Maria fronça à nouveau les sourcils.
« Je t’ai dit que j’écoutais tes pensées » souffla Christmas.
Maria, inquiète, se tourna vers le preneur de son :
« Sérieusement, il ne faut pas faire de bruit ! » répéta-telle.
Christmas sourit. Et c’est en silence qu’il tendit une main pour caresser celle de Maria. Avec sensualité, en la glissant sur le dos de la main de la jeune femme et puis le long de ses doigts. Maria se raidit un instant. Elle se retourna à nouveau vers le technicien et puis fixa le musicien. Mais elle ne retira pas sa main. Alors Christmas effleura son poignet du bout des doigts et monta le long de son avant-bras. Ensuite il passa à la jambe. Il atteignit lentement le genou et commença à retrousser un peu la jupe. Maria lui bloqua la main, mais sans l’obliger à l’ôter. Christmas demeura immobile quelques instants, avant de recommencer à soulever le bas de sa jupe. Alors Maria relâcha sa prise. Quand Christmas sentit l’ourlet de la jupe entre ses doigts, il abandonna le tissu ; il passa la main sur les bas glissants et puis, tout doucement, sans se dépêcher, la fit remonter le long de la cuisse, à l’intérieur, caressant la peau douce au-dessus du porte-jarretelle. Et avant d’atteindre l’objectif, là où les jambes de Maria se rejoignaient, les doigts délicats de Christmas s’attardèrent, montant et puis redescendant, retardant le moment, afin que celui-ci puisse être imaginé, désiré et redouté. Lorsqu’il écarta un peu la culotte et introduit ses doigts à l’intérieur, il fouilla dans un épais duvet avant de trouver Maria, chaude et humide. Prête. Ouverte. Disponible. Accueillante.

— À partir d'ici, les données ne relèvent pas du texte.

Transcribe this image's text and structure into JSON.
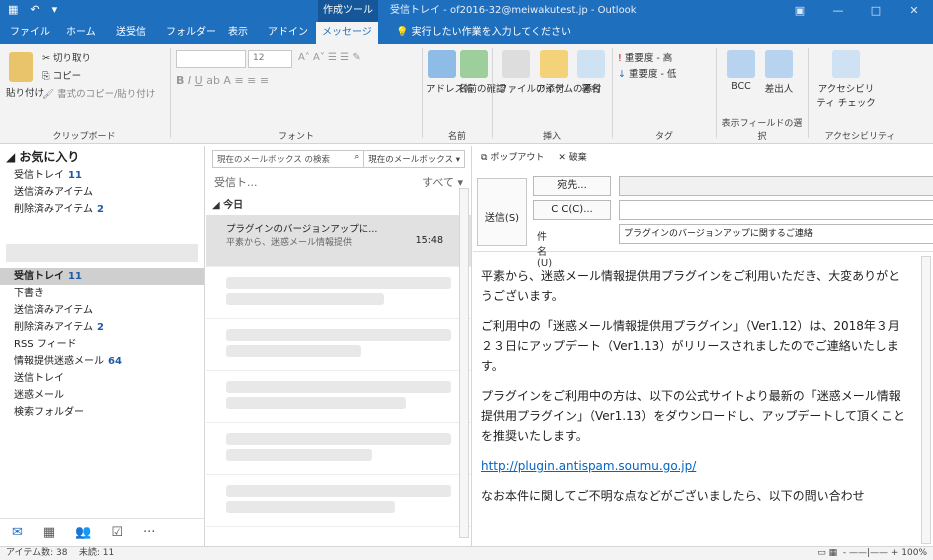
{
  "titlebar": {
    "context_tools": "作成ツール",
    "title": "受信トレイ - of2016-32@meiwakutest.jp - Outlook"
  },
  "tabs": [
    "ファイル",
    "ホーム",
    "送受信",
    "フォルダー",
    "表示",
    "アドイン",
    "メッセージ"
  ],
  "tell_me": "実行したい作業を入力してください",
  "ribbon": {
    "clipboard": {
      "paste": "貼り付け",
      "cut": "切り取り",
      "copy": "コピー",
      "painter": "書式のコピー/貼り付け",
      "label": "クリップボード"
    },
    "font": {
      "size": "12",
      "label": "フォント"
    },
    "names": {
      "address_book": "アドレス帳",
      "check_names": "名前の確認",
      "label": "名前"
    },
    "include": {
      "attach_file": "ファイルの添付",
      "attach_item": "アイテムの添付",
      "signature": "署名",
      "label": "挿入"
    },
    "tags": {
      "high": "重要度 - 高",
      "low": "重要度 - 低",
      "label": "タグ"
    },
    "fields": {
      "bcc": "BCC",
      "from": "差出人",
      "label": "表示フィールドの選択"
    },
    "access": {
      "check": "アクセシビリティ チェック",
      "label": "アクセシビリティ"
    }
  },
  "nav": {
    "favorites_header": "お気に入り",
    "favorites": [
      {
        "label": "受信トレイ",
        "count": "11"
      },
      {
        "label": "送信済みアイテム",
        "count": ""
      },
      {
        "label": "削除済みアイテム",
        "count": "2"
      }
    ],
    "folders": [
      {
        "label": "受信トレイ",
        "count": "11"
      },
      {
        "label": "下書き",
        "count": ""
      },
      {
        "label": "送信済みアイテム",
        "count": ""
      },
      {
        "label": "削除済みアイテム",
        "count": "2"
      },
      {
        "label": "RSS フィード",
        "count": ""
      },
      {
        "label": "情報提供迷惑メール",
        "count": "64"
      },
      {
        "label": "送信トレイ",
        "count": ""
      },
      {
        "label": "迷惑メール",
        "count": ""
      },
      {
        "label": "検索フォルダー",
        "count": ""
      }
    ]
  },
  "list": {
    "search_placeholder": "現在のメールボックス の検索",
    "scope": "現在のメールボックス",
    "folder": "受信ト...",
    "filter": "すべて",
    "group_today": "今日",
    "selected": {
      "subject": "プラグインのバージョンアップに...",
      "preview": "平素から、迷惑メール情報提供",
      "time": "15:48"
    }
  },
  "compose": {
    "popout": "ポップアウト",
    "discard": "破棄",
    "send": "送信(S)",
    "to": "宛先...",
    "cc": "C C(C)...",
    "subject_label": "件名(U)",
    "subject": "プラグインのバージョンアップに関するご連絡",
    "body": [
      "平素から、迷惑メール情報提供用プラグインをご利用いただき、大変ありがとうございます。",
      "ご利用中の「迷惑メール情報提供用プラグイン」（Ver1.12）は、2018年３月２３日にアップデート（Ver1.13）がリリースされましたのでご連絡いたします。",
      "プラグインをご利用中の方は、以下の公式サイトより最新の「迷惑メール情報提供用プラグイン」（Ver1.13）をダウンロードし、アップデートして頂くことを推奨いたします。",
      "http://plugin.antispam.soumu.go.jp/",
      "なお本件に関してご不明な点などがございましたら、以下の問い合わせ"
    ]
  },
  "status": {
    "items": "アイテム数: 38",
    "unread": "未読: 11",
    "zoom": "100%"
  }
}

Toute garde baissée.
À ce contact, Maria tressaillit.
« Chut ! Pas de bruit ! » lui chuchota Christmas à l’oreille.
Pour toute réponse, il obtint un gémissement essoufflé et languide.
Alors Christmas partit à la rechercher du trésor des trésors — cette petite excroissance à la fois douce et ferme que la serveuse, à l’époque de son éducation, lui avait montrée et expliquée afin qu’il connaisse bien le plaisir des femmes —, et il commença à le caresser doucement, avec des mouvements lents et circulaires, mais ni identiques ni répétitifs, multipliant les variantes, jusqu’à ce qu’il sente — coïncidant avec une note aiguë du trompettiste qui enregistrait son morceau — les jambes de Maria se contracter de plus en plus violemment et la main de la jeune femme, qui avait agrippé son bras, le serrer de manière convulsive. Alors Christmas accéléra le rythme, et c’est seulement lorsqu’il sentit que Maria plantait ses ongles dans son bras, le souffle coupé, s’efforçant en vain de ne pas ouvrir la bouche, que Christmas s’arrêta — mais en douceur, afin de l’accompagner dans la descente, sans spasmes ni à-coups.